Home Improvement

According to a survey by Better Homes & Gardens, the average cost of a a kitchen renovation is $12,000. Sprucing up the main bathroom can run $8,000 on average. One way to avoid putting a massive dent due to home improvement in your finances on your next domestic project is to negotiate with your contractor.

It’s not always easy. Negotiating can leave you with a massive thumping headache if you don’t know how to approach it right. So, here are four tips from The Negotiation Experts that you can use before your next renovation starts hammering away.

Set a budget

Negotiations need a jumping-off point, and for home renovations, it’s your budget. So, before you get the ball rolling on your next project, carve out some time to create a budget. Start by digging into your financials. Determine how much money you are willing to spend.

Next, drill down on the scope of the project. Are you looking to do some cosmetic updates, or are you planning a more extensive renovation? Then, set a realistic goal for the budget. A broad rule of thumb is not to spend over 15% of your home’s value on a single room.

This is because home improvement specialists say you may not see a proportional increase in the value of your home if you spend over 15% on one room.
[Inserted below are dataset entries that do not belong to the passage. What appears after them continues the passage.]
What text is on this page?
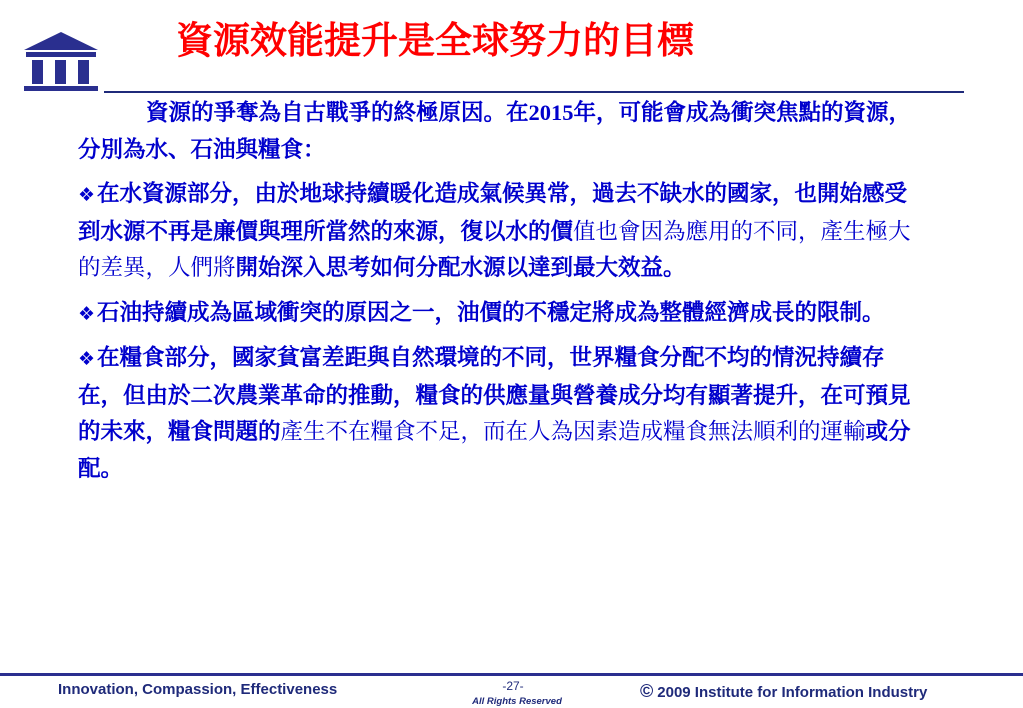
資源效能提升是全球努力的目標

資源的爭奪為自古戰爭的終極原因。在2015年，可能會成為衝突焦點的資源，分別為水、石油與糧食：

❖在水資源部分，由於地球持續暖化造成氣候異常，過去不缺水的國家，也開始感受到水源不再是廉價與理所當然的來源，復以水的價值也會因為應用的不同，產生極大的差異，人們將開始深入思考如何分配水源以達到最大效益。

❖石油持續成為區域衝突的原因之一，油價的不穩定將成為整體經濟成長的限制。

❖在糧食部分，國家貧富差距與自然環境的不同，世界糧食分配不均的情況持續存在，但由於二次農業革命的推動，糧食的供應量與營養成分均有顯著提升，在可預見的未來，糧食問題的產生不在糧食不足，而在人為因素造成糧食無法順利的運輸或分配。

Innovation, Compassion, Effectiveness	-27-
All Rights Reserved
© 2009 Institute for Information Industry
Don’t forget to build some wiggle room into your budget. Things always come up during a home improvement project. So, set aside money to cover the unexpected.

Shop around and get multiple bids

With a budget in hand, the next step is to find a contractor. Stumped on where to start your search? Ask friends or family members for recommendations. Also, if you know someone who has recently knocked out a home improvement project, ask them for referrals.

Don’t rush to lock into negotiations with the first contractor you bump into. Instead, shop around and get multiple bids. Contractors may be more open to negotiating if they know they’re competing against other firms.

Contribute some sweat equity

If you’re handy and have the time, you might be able to knock off a portion of the project yourself. You can use that to get a lower rate from the contractor, say negotiating experts.

If you have a good hand for painting, for example, that’s a perfect project to tackle yourself. You can also do some basic demolition (assuming you have the know-how and gear to do it safely), excavation work (for small projects that don’t require power earth-moving equipment), or landscaping around the finished job.

Any of these could easily slash hundreds or thousands of dollars off the project price.

Schedule the work for the off-peak season

The demand for contractors is typically lower during the off-season. As a result, they may be open to cutting their prices, which can give you more negotiating power. A poll by Angi (formerly Angie’s List) showed that 80% of contractors were willing to drop their prices if it meant getting a job.
Knocking out home renovation projects during the off-season is also a great way to save money on materials. Supply and demand affect the cost of materials. When the demand is high, the prices go up. But during the off-season, when the demand is lower, you can often get the same materials for a fraction of the cost.

In closing

With these four tips from The Negotiation Experts, you could score a great deal on your next home improvement project. Just remember to balance cost with quality to ensure you’re getting the best value for your money.